Trends
The Trends subsystem is responsible for reading spans and generating vital service health trends.
Haystack collects trace data from services, creates a distributed call graph from that data, and depicts the time taken by calls across various services. By identifying the trends of change in the call pattern or the time taken to complete calls, Haystack makes it easier to identify which part of a complex system is responsible for a change in the system's responsiveness.
What we Trend
We currently compute four trends for each combination of service
and operation
contained in the span pushed to Haystack.
- total_count
[count]
- success_count
[count]
- failure_count
[count]
- duration
[mean, median, std-dev, 99 percentile, 95 percentile]

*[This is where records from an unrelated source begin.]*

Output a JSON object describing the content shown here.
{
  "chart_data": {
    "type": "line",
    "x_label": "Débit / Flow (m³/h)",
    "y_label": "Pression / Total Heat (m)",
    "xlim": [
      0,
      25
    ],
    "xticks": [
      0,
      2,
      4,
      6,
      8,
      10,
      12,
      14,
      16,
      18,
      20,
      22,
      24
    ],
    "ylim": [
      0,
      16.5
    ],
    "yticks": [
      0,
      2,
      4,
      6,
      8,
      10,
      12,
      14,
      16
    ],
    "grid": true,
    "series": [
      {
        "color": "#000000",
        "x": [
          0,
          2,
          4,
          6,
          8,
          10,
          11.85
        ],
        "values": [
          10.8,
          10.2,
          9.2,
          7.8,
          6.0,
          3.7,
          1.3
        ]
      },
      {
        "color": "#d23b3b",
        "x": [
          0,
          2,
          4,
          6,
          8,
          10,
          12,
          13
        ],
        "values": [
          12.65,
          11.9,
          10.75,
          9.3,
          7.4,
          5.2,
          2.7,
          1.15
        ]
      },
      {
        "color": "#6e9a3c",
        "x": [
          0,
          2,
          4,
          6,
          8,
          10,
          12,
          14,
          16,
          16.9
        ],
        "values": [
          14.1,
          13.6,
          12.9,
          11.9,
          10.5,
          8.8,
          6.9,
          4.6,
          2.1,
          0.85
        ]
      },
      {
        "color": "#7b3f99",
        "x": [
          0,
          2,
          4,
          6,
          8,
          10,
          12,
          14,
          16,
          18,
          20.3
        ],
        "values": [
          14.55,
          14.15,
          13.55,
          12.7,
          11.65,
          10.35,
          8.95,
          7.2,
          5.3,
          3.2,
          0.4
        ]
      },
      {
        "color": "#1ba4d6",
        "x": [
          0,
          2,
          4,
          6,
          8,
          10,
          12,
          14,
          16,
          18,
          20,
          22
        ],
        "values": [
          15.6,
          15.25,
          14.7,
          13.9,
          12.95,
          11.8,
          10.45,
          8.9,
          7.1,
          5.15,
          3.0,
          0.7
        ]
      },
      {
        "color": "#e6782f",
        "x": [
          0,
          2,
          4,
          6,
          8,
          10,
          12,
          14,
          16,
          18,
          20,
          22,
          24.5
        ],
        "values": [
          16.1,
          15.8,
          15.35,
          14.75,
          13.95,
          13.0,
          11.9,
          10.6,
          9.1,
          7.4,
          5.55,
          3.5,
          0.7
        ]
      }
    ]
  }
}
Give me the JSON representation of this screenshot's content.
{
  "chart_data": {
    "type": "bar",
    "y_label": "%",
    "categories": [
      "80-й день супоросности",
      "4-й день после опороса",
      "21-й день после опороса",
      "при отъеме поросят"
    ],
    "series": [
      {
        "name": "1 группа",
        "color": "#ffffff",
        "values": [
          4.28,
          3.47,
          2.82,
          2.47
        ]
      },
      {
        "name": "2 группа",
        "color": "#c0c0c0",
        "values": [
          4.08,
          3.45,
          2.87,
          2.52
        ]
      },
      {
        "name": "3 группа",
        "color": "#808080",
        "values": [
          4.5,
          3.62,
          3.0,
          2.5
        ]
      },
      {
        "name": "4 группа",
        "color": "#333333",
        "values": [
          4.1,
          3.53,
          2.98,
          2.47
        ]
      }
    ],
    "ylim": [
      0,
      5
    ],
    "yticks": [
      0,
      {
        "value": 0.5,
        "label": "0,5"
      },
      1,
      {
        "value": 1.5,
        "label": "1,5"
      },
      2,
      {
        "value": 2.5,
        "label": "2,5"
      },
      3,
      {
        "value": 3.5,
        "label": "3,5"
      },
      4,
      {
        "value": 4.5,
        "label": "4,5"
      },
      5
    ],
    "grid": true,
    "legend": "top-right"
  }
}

Each trend is computed for 4 intervals [1min, 5min, 15min, 1hour]
.
Architecture
The Trends service is a loosely coupled system that uses Kafka as its backbone. It is a collection of modules which reads spans and pushes aggregated metric points to Kafka. Each module runs as an individual app, and the apps talk to each other via Kafka.
haystack-span-timeseries-transformer - This app is responsible for reading spans, converting them to metric points and pushing raw metric points to Kafka, partitioned by metric-key.
haystack-timeseries-aggregator - This app is responsible for reading metric points, aggregating them based on rules and pushing the aggregated metric points to Kafka.
The time series metric points are MetricTank compliant and can be directly consumed by MetricTank.
Extensions
Trends - Other than the four default trends more trends can be computed by adding a transformer to create the metric point and adding an aggregation-rule for it.
TimeSeries Database - Haystack supports MetricTank as its time series store by default. If you use another time series database, you can write another adapter for that database, and configure Trends to use it.
The Trends system maintains trend information and provides it for subsequent display to users in the Trends UI and analysis by automation like the Anomaly Detection subsystem.